The song was part of a unique ecumenical service that joined Yugoslavia’s only rabbi, Cadik Danon, with local Catholic, Protestant and Serbian Orthodox clergy in prayers and scriptural readings.

The service was one of the key elements in commemorations held earlier this month to mark the deportation of Subotica’s Jews during World War II.

The commemorations, organized by Subotica city officials and the city’s 250-member Jewish community, honored the memory of 4,000 Subotica Jews deported to Auschwitz and killed 50 years ago.

Held against the background of war and ethnic tension in the former Yugoslavia, the commemoration also stressed the need for tolerance among all religious and ethnic groups.

“It is very important that in an abandoned synagogue there should be prayer again,” said Mirko Vajcenfeld, president of the Subotica Jewish community. “(We hope) this will be a link that brings together the various communities.”

David Albahari, president of the Federation of Yugoslav Jewish Communities, said, “The commemoration gave us the chance to remind others of the importance of memory.

“Memory was really the thing that actually made the existence of the Jewish people possible over all these centuries — the memory of good and bad things without any insistence on revenge if the memories were bad,” he said.

Subotica, located on the border with Hungary, was part of Hungary until World War I and was occupied by Hungary again during World War II.

CITY IS AN ETHNIC MIX

Its more than 5,000 Jews were deported to Auschwitz in 1944, along with the Jews of the rest of Hungary. Some 4,000 perished, and most of the survivors emigrated to Israel or elsewhere after the war.

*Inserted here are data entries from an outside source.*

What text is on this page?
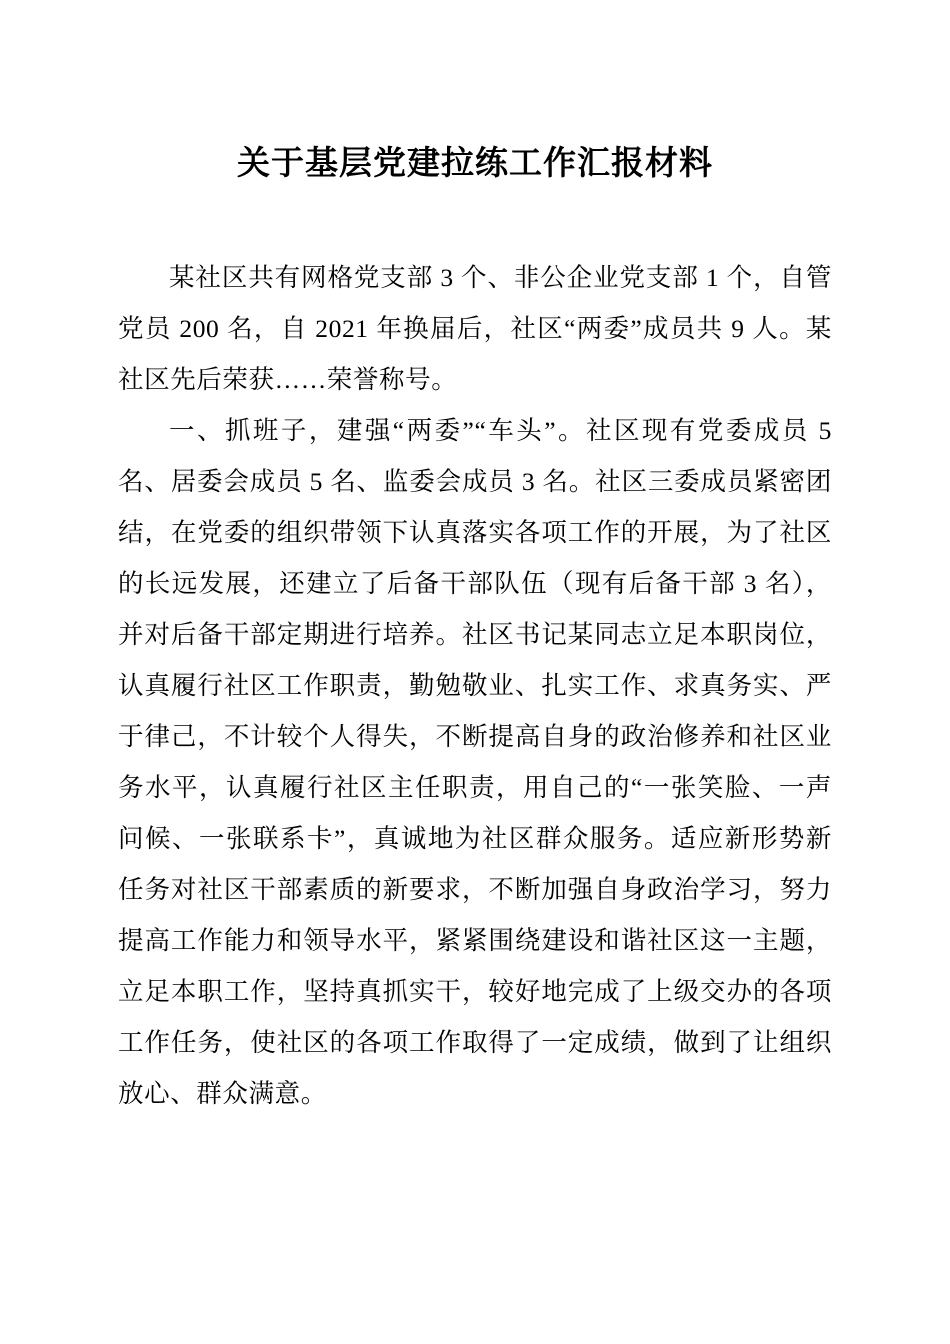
关于基层党建拉练工作汇报材料

某社区共有网格党支部 3 个、非公企业党支部 1 个，自管党员 200 名，自 2021 年换届后，社区“两委”成员共 9 人。某社区先后荣获……荣誉称号。

一、抓班子，建强“两委”“车头”。社区现有党委成员 5 名、居委会成员 5 名、监委会成员 3 名。社区三委成员紧密团结，在党委的组织带领下认真落实各项工作的开展，为了社区的长远发展，还建立了后备干部队伍（现有后备干部 3 名），并对后备干部定期进行培养。社区书记某同志立足本职岗位，认真履行社区工作职责，勤勉敬业、扎实工作、求真务实、严于律己，不计较个人得失，不断提高自身的政治修养和社区业务水平，认真履行社区主任职责，用自己的“一张笑脸、一声问候、一张联系卡”，真诚地为社区群众服务。适应新形势新任务对社区干部素质的新要求，不断加强自身政治学习，努力提高工作能力和领导水平，紧紧围绕建设和谐社区这一主题，立足本职工作，坚持真抓实干，较好地完成了上级交办的各项工作任务，使社区的各项工作取得了一定成绩，做到了让组织放心、群众满意。
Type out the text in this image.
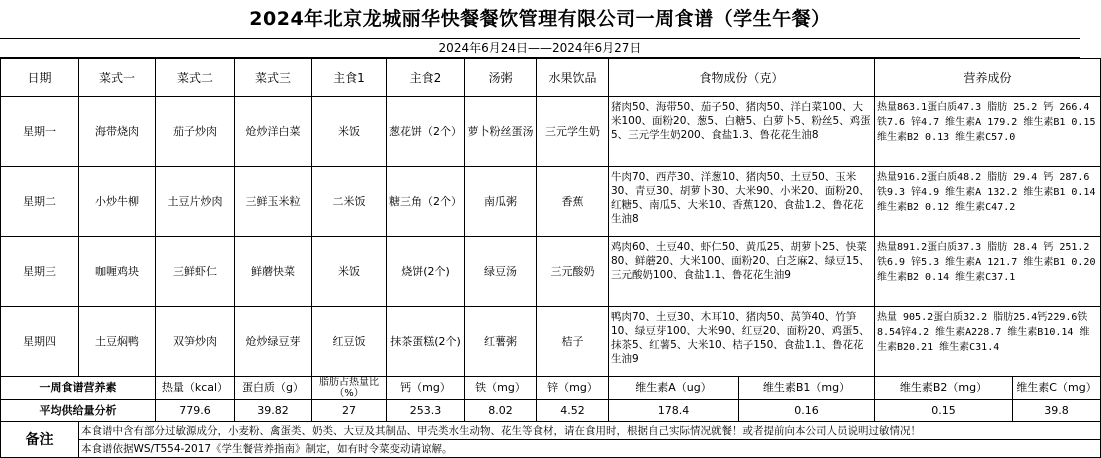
2024年北京龙城丽华快餐餐饮管理有限公司一周食谱（学生午餐）
2024年6月24日——2024年6月27日
日期	菜式一	菜式二	菜式三	主食1	主食2	汤粥	水果饮品	食物成份（克）		营养成份	
星期一	海带烧肉	茄子炒肉	炝炒洋白菜	米饭	葱花饼（2个）	萝卜粉丝蛋汤	三元学生奶	猪肉50、海带50、茄子50、猪肉50、洋白菜100、大米100、面粉20、葱5、白糖5、白萝卜5、粉丝5、鸡蛋5、三元学生奶200、食盐1.3、鲁花花生油8		热量863.1蛋白质47.3 脂肪 25.2 钙 266.4 铁7.6 锌4.7 维生素A 179.2 维生素B1 0.15 维生素B2 0.13 维生素C57.0	
星期二	小炒牛柳	土豆片炒肉	三鲜玉米粒	二米饭	糖三角（2个）	南瓜粥	香蕉	牛肉70、西芹30、洋葱10、猪肉50、土豆50、玉米30、青豆30、胡萝卜30、大米90、小米20、面粉20、红糖5、南瓜5、大米10、香蕉120、食盐1.2、鲁花花生油8		热量916.2蛋白质48.2 脂肪 29.4 钙 287.6 铁9.3 锌4.9 维生素A 132.2 维生素B1 0.14 维生素B2 0.12 维生素C47.2	
星期三	咖喱鸡块	三鲜虾仁	鲜蘑快菜	米饭	烧饼(2个)	绿豆汤	三元酸奶	鸡肉60、土豆40、虾仁50、黄瓜25、胡萝卜25、快菜80、鲜蘑20、大米100、面粉20、白芝麻2、绿豆15、三元酸奶100、食盐1.1、鲁花花生油9		热量891.2蛋白质37.3 脂肪 28.4 钙 251.2 铁6.9 锌5.3 维生素A 121.7 维生素B1 0.20 维生素B2 0.14 维生素C37.1	
星期四	土豆焖鸭	双笋炒肉	炝炒绿豆芽	红豆饭	抹茶蛋糕(2个)	红薯粥	桔子	鸭肉70、土豆30、木耳10、猪肉50、莴笋40、竹笋10、绿豆芽100、大米90、红豆20、面粉20、鸡蛋5、抹茶5、红薯5、大米10、桔子150、食盐1.1、鲁花花生油9		热量 905.2蛋白质32.2 脂肪25.4钙229.6铁8.54锌4.2 维生素A228.7 维生素B10.14 维生素B20.21 维生素C31.4	
一周食谱营养素		热量（kcal）	蛋白质（g）	脂肪占热量比（%）	钙（mg）	铁（mg）	锌（mg）	维生素A（ug）	维生素B1（mg）	维生素B2（mg）	维生素C（mg）
平均供给量分析		779.6	39.82	27	253.3	8.02	4.52	178.4	0.16	0.15	39.8
备注	本食谱中含有部分过敏源成分，小麦粉、禽蛋类、奶类、大豆及其制品、甲壳类水生动物、花生等食材，请在食用时，根据自己实际情况就餐！或者提前向本公司人员说明过敏情况！										
	本食谱依据WS/T554-2017《学生餐营养指南》制定，如有时令菜变动请谅解。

Similar commemorations of the deportations have taken place this year in many Hungarian towns.

Subotica’s 120,000 population is an ethnic mix of Hungarians, Croats, Serbs and others, and the city prides itself on its history of tolerance among ethnic groups — a tolerance that has managed to persist despite the ethnic conflict and polarization in most of the rest of former Yugoslavia.

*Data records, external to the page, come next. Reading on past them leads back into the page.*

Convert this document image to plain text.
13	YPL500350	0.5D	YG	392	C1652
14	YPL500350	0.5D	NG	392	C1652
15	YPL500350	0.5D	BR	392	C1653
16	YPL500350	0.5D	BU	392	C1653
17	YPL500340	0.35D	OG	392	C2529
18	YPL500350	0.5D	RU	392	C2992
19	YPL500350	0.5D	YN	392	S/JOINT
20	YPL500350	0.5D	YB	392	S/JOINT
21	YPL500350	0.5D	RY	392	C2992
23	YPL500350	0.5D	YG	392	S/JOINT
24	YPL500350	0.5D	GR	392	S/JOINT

Today Subotica is one of the few cities in Serbia that is governed by parties opposed to the policies of the central government of Slobodan Milosevic.

Led by Mayor Jozsef Kasza, the city has hosted many peace workshops and promoted efforts to foster tolerance.

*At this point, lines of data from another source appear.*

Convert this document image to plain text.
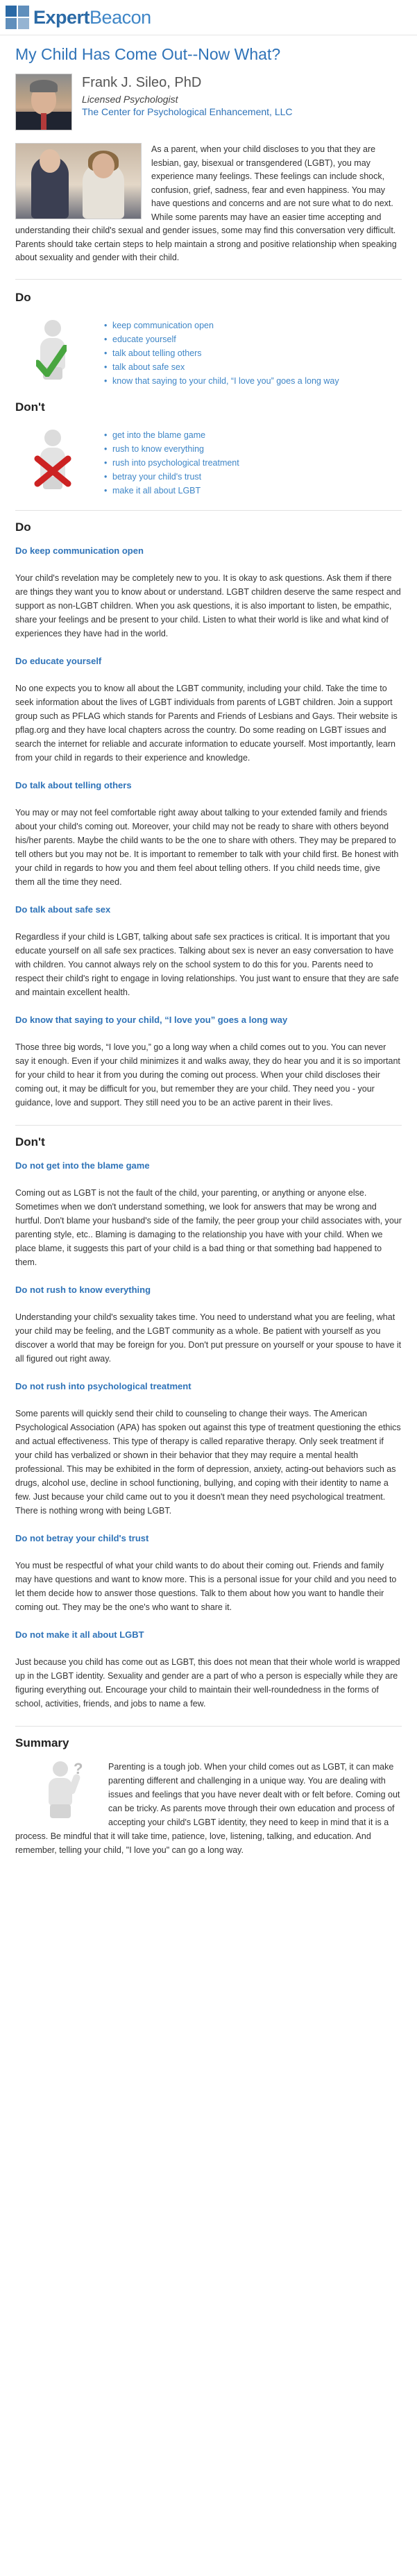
ExpertBeacon
My Child Has Come Out--Now What?

Frank J. Sileo, PhD

Licensed Psychologist

The Center for Psychological Enhancement, LLC

As a parent, when your child discloses to you that they are lesbian, gay, bisexual or transgendered (LGBT), you may experience many feelings. These feelings can include shock, confusion, grief, sadness, fear and even happiness. You may have questions and concerns and are not sure what to do next. While some parents may have an easier time accepting and understanding their child's sexual and gender issues, some may find this conversation very difficult. Parents should take certain steps to help maintain a strong and positive relationship when speaking about sexuality and gender with their child.
Do
• keep communication open
• educate yourself
• talk about telling others
• talk about safe sex
• know that saying to your child, “I love you” goes a long way
Don't
• get into the blame game
• rush to know everything
• rush into psychological treatment
• betray your child's trust
• make it all about LGBT
Do
Do keep communication open

Your child's revelation may be completely new to you. It is okay to ask questions. Ask them if there are things they want you to know about or understand. LGBT children deserve the same respect and support as non-LGBT children. When you ask questions, it is also important to listen, be empathic, share your feelings and be present to your child. Listen to what their world is like and what kind of experiences they have had in the world.

Do educate yourself

No one expects you to know all about the LGBT community, including your child. Take the time to seek information about the lives of LGBT individuals from parents of LGBT children. Join a support group such as PFLAG which stands for Parents and Friends of Lesbians and Gays. Their website is pflag.org and they have local chapters across the country. Do some reading on LGBT issues and search the internet for reliable and accurate information to educate yourself. Most importantly, learn from your child in regards to their experience and knowledge.

Do talk about telling others

You may or may not feel comfortable right away about talking to your extended family and friends about your child's coming out. Moreover, your child may not be ready to share with others beyond his/her parents. Maybe the child wants to be the one to share with others. They may be prepared to tell others but you may not be. It is important to remember to talk with your child first. Be honest with your child in regards to how you and them feel about telling others. If you child needs time, give them all the time they need.

Do talk about safe sex

Regardless if your child is LGBT, talking about safe sex practices is critical. It is important that you educate yourself on all safe sex practices. Talking about sex is never an easy conversation to have with children. You cannot always rely on the school system to do this for you. Parents need to respect their child's right to engage in loving relationships. You just want to ensure that they are safe and maintain excellent health.

Do know that saying to your child, “I love you” goes a long way

Those three big words, “I love you,” go a long way when a child comes out to you. You can never say it enough. Even if your child minimizes it and walks away, they do hear you and it is so important for your child to hear it from you during the coming out process. When your child discloses their coming out, it may be difficult for you, but remember they are your child. They need you - your guidance, love and support. They still need you to be an active parent in their lives.

Don't
Do not get into the blame game

Coming out as LGBT is not the fault of the child, your parenting, or anything or anyone else. Sometimes when we don't understand something, we look for answers that may be wrong and hurtful. Don't blame your husband's side of the family, the peer group your child associates with, your parenting style, etc.. Blaming is damaging to the relationship you have with your child. When we place blame, it suggests this part of your child is a bad thing or that something bad happened to them.

Do not rush to know everything

Understanding your child's sexuality takes time. You need to understand what you are feeling, what your child may be feeling, and the LGBT community as a whole. Be patient with yourself as you discover a world that may be foreign for you. Don't put pressure on yourself or your spouse to have it all figured out right away.

Do not rush into psychological treatment

Some parents will quickly send their child to counseling to change their ways. The American Psychological Association (APA) has spoken out against this type of treatment questioning the ethics and actual effectiveness. This type of therapy is called reparative therapy. Only seek treatment if your child has verbalized or shown in their behavior that they may require a mental health professional. This may be exhibited in the form of depression, anxiety, acting-out behaviors such as drugs, alcohol use, decline in school functioning, bullying, and coping with their identity to name a few. Just because your child came out to you it doesn't mean they need psychological treatment. There is nothing wrong with being LGBT.

Do not betray your child's trust

You must be respectful of what your child wants to do about their coming out. Friends and family may have questions and want to know more. This is a personal issue for your child and you need to let them decide how to answer those questions. Talk to them about how you want to handle their coming out. They may be the one's who want to share it.

Do not make it all about LGBT

Just because you child has come out as LGBT, this does not mean that their whole world is wrapped up in the LGBT identity. Sexuality and gender are a part of who a person is especially while they are figuring everything out. Encourage your child to maintain their well-roundedness in the forms of school, activities, friends, and jobs to name a few.

Summary
?	Parenting is a tough job. When your child comes out as LGBT, it can make parenting different and challenging in a unique way. You are dealing with issues and feelings that you have never dealt with or felt before. Coming out can be tricky. As parents move through their own education and process of accepting your child's LGBT identity, they need to keep in mind that it is a process. Be mindful that it will take time, patience, love, listening, talking, and education. And remember, telling your child, "I love you" can go a long way.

The commemoration of the Jewish deportation and a project to restore the synagogue — a glorious example of Hungarian art nouveau architecture built in 1902 — were part of this local commitment to maintain the multiculturalism.

And though the commemorations were partly funded with money from the Serbian government, Serbian and Yugoslav federal officials did not respond to invitations to attend.